On the other are companies building what comes after. Non-hallucinogenic compounds. Novel delivery mechanisms. Scalable treatment paradigms. Their value is less tied to the next FDA decision and more tied to what the market looks like five years after that decision.
Both groups matter. But they will be valued differently.
The real test begins now
There is a temptation to read this moment as validation. For the industry, it is closer to accountability.
The FDA has already shown, through past decisions, that it will not lower its standards for psychedelic therapies. Questions around trial design, durability of effect, and functional unblinding remain unresolved. Faster pathways do not remove those questions. They compress the time available to answer them.
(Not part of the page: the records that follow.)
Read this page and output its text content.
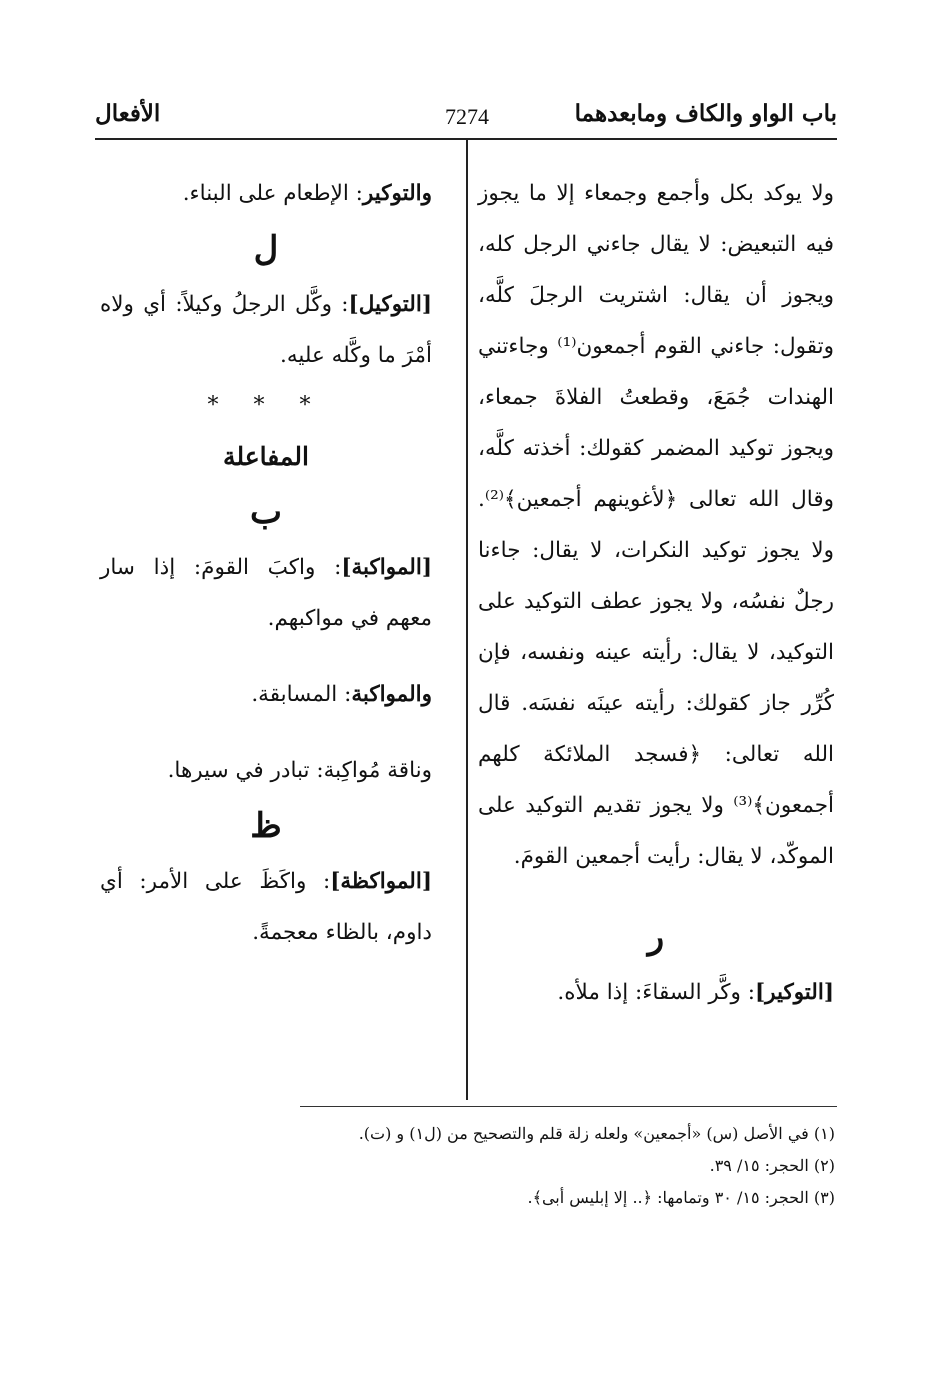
باب الواو والكاف ومابعدهما
7274
الأفعال

ولا يوكد بكل وأجمع وجمعاء إلا ما يجوز فيه التبعيض: لا يقال جاءني الرجل كله، ويجوز أن يقال: اشتريت الرجلَ كلَّه، وتقول: جاءني القوم أجمعون⁽¹⁾ وجاءتني الهندات جُمَعَ، وقطعتُ الفلاةَ جمعاء، ويجوز توكيد المضمر كقولك: أخذته كلَّه، وقال الله تعالى ﴿لأغوينهم أجمعين﴾⁽²⁾. ولا يجوز توكيد النكرات، لا يقال: جاءنا رجلٌ نفسُه، ولا يجوز عطف التوكيد على التوكيد، لا يقال: رأيته عينه ونفسه، فإن كُرِّر جاز كقولك: رأيته عينَه نفسَه. قال الله تعالى: ﴿فسجد الملائكة كلهم أجمعون﴾⁽³⁾ ولا يجوز تقديم التوكيد على الموكّد، لا يقال: رأيت أجمعين القومَ.

ر

[التوكير]: وكَّر السقاءَ: إذا ملأه.

والتوكير: الإطعام على البناء.

ل

[التوكيل]: وكَّل الرجلُ وكيلاً: أي ولاه أمْرَ ما وكَّله عليه.

* * *
المفاعلة
ب

[المواكبة]: واكبَ القومَ: إذا سار معهم في مواكبهم.

والمواكبة: المسابقة.

وناقة مُواكِبة: تبادر في سيرها.

ظ

[المواكظة]: واكَظَ على الأمر: أي داوم، بالظاء معجمةً.

(١) في الأصل (س) «أجمعين» ولعله زلة قلم والتصحيح من (ل١) و (ت).

(٢) الحجر: ١٥/ ٣٩.

(٣) الحجر: ١٥/ ٣٠ وتمامها: ﴿.. إلا إبليس أبى﴾.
For companies like Compass, Atai, Cybin, MindMed, and GH Research, the task is immediate. Convert momentum into approvals.
For Enveric, the task is more strategic. Prove that the next generation of neuroplastogenic drugs can deliver the same therapeutic benefit without the operational constraints that define the first wave.
The executive order does not decide who wins. It simply ensures that we will find out sooner.
And in this sector, sooner changes everything.